Selling a book? That's easy. You try to get on 'CBS This Morning.' But what makes Reddit better than NPR (or not?) and other burning questions? Nine top Hollywood message managers reveal their thoughts on why some media matter more than others.
This story first appeared in the April 24 issue of The Hollywood Reporter magazine.
As the media landscape grows increasingly cluttered with options on newsstands, airwaves and online, finding a way to cut through the noise is more crucial than ever – and that’s before getting to the proliferation of social media’s self-publishing platforms.
In some cases, youth-skewing services like Twitter and Tumblr is a boon: “We put just as much emphasis on social media and other sharable platforms as we do PR,” says one publicity head at a studio with multiple YA film franchises. “The Internet has become the great democratizer in that we try to be inclusive rather than exclusive most of the time.” Because any news that’s fit to print will inevitably spread, selecting the right outlet becomes important for framing the narrative and setting a tone, says crisis management expert Judy Smith.
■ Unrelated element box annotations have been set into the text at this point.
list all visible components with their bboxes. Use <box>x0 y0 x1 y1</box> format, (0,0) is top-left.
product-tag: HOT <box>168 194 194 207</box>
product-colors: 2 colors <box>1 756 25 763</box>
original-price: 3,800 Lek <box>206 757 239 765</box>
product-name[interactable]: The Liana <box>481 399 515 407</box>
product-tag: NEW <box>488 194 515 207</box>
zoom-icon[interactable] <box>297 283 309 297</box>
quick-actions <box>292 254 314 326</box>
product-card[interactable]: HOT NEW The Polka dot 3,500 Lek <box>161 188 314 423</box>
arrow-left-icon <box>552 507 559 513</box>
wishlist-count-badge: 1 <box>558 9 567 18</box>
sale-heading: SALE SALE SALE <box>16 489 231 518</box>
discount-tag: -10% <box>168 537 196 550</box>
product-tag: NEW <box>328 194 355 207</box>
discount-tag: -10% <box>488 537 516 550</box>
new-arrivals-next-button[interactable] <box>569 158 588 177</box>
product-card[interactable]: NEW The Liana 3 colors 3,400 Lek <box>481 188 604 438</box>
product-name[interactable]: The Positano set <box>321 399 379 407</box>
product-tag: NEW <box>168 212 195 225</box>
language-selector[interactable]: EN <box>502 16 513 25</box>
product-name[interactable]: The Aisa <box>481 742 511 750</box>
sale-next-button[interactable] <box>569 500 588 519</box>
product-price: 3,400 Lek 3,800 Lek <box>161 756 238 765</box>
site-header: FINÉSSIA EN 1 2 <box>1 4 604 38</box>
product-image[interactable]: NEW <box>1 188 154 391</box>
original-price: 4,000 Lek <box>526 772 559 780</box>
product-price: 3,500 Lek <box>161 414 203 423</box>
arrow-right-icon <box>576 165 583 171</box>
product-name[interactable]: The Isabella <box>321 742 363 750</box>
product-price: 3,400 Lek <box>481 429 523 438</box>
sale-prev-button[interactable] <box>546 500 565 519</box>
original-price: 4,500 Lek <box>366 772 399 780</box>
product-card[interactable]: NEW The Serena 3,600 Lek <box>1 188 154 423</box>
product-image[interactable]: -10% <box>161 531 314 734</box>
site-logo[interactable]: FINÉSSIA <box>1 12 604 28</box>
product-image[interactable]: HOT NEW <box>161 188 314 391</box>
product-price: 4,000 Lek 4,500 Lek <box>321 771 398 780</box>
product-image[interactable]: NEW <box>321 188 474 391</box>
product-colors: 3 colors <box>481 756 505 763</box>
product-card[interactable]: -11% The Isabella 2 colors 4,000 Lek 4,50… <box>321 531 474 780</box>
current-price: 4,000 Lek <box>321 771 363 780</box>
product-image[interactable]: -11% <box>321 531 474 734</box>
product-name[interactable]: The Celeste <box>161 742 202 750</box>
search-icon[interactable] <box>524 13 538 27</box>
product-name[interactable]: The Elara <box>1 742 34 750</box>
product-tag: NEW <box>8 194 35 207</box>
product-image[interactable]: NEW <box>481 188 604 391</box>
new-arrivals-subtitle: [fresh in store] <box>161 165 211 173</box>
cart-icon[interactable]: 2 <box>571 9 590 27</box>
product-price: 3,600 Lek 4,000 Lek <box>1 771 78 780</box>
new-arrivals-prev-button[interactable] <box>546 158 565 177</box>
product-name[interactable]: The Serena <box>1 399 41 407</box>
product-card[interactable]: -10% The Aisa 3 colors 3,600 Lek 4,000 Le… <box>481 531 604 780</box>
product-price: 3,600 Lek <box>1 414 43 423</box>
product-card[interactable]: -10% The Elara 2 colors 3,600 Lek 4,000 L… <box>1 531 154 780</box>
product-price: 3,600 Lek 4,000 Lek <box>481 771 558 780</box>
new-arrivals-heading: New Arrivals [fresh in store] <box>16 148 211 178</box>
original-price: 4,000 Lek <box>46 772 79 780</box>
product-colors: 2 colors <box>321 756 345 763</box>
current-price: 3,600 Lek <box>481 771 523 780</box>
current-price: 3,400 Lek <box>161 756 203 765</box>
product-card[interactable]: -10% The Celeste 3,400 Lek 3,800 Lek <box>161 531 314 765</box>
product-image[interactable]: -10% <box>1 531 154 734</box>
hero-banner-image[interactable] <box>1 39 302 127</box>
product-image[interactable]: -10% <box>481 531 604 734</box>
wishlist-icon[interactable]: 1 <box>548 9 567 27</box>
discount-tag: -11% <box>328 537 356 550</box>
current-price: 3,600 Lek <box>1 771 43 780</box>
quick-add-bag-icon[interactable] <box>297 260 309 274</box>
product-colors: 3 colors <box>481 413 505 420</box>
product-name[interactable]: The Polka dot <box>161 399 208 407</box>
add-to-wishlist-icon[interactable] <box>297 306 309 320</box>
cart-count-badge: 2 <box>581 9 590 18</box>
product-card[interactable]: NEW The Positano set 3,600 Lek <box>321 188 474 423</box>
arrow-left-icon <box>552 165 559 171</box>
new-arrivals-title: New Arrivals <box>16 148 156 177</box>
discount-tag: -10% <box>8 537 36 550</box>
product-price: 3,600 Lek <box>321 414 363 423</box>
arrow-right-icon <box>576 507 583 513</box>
She and other top Hollywood message managers shared with The Hollywood Reporter the media outlets that currently (or still) matter the most for publicity.
For a tentpole
A PR head kicks off with a The New York Times Sunday Arts and Leisure or Los Angeles Times Calendar piece. ABC and NBC a.m. shows (Today is "trying harder with talent" lately) and Reddit's Ask Me Anything and BuzzFeed are all for reach. Grantland was cited as a "sweet spot of media-savvy sports and culture fans."
For an Oscar film
"60 Minutes can set up an actor or film in the most significant way, and so can The New York Times Magazine," says a top PR. "The 75-year-old voter with 37 DVDs doesn't read websites and feels a trade has its own biases." Also: CBS This Morning because those viewers "are Academy voting members," says a campaign strategist.
For a personal bombshell
People still is the go-to as "the most credible place" (Diane Sawyer, Matt Lauer and Robin Roberts also are trustworthy confessors), while media consultant Howard Bragman picked the Times for Michael Sam's coming out. If you're not Angelina Jolie and can't get two op-eds in the Times, Huffington Post was considered adequate for reach.
For a mea culpa
Bragman likes social media for sorries: "But if it's namby-pamby, it doesn't go anywhere." Crisis expert Smith prefers a statement to Twitter or TV. "If you go live and screw up, they show that over and over" (maybe it's no coincidence that news of Sony hiring her came out the same day Michael Lynton appeared on CNN).
To say, 'I've arrived'
Vanity Fair covers and "the cover of Time will always resonate," says one agency head. "It's rare that Time will put a celebrity on the cover, which makes it potent." Vogue, Esquire and GQ also are "prominent, elegant outlets that still have the gravitas." For comedians, Saturday Night Live is "the ultimate thumbs-up," says one publicist with top comic clients.
For the highbrow
"NPR is important," says a manager, for "an immediate movement in sales and a knock-on effect from other media." Terry Gross "is one of the first I pitch," and Howard Stern "still is the best longform interview." Says a rep: CBS Sunday Morning "moves the needle, reaching an audience that downloads music, buys books and goes to movies and plays."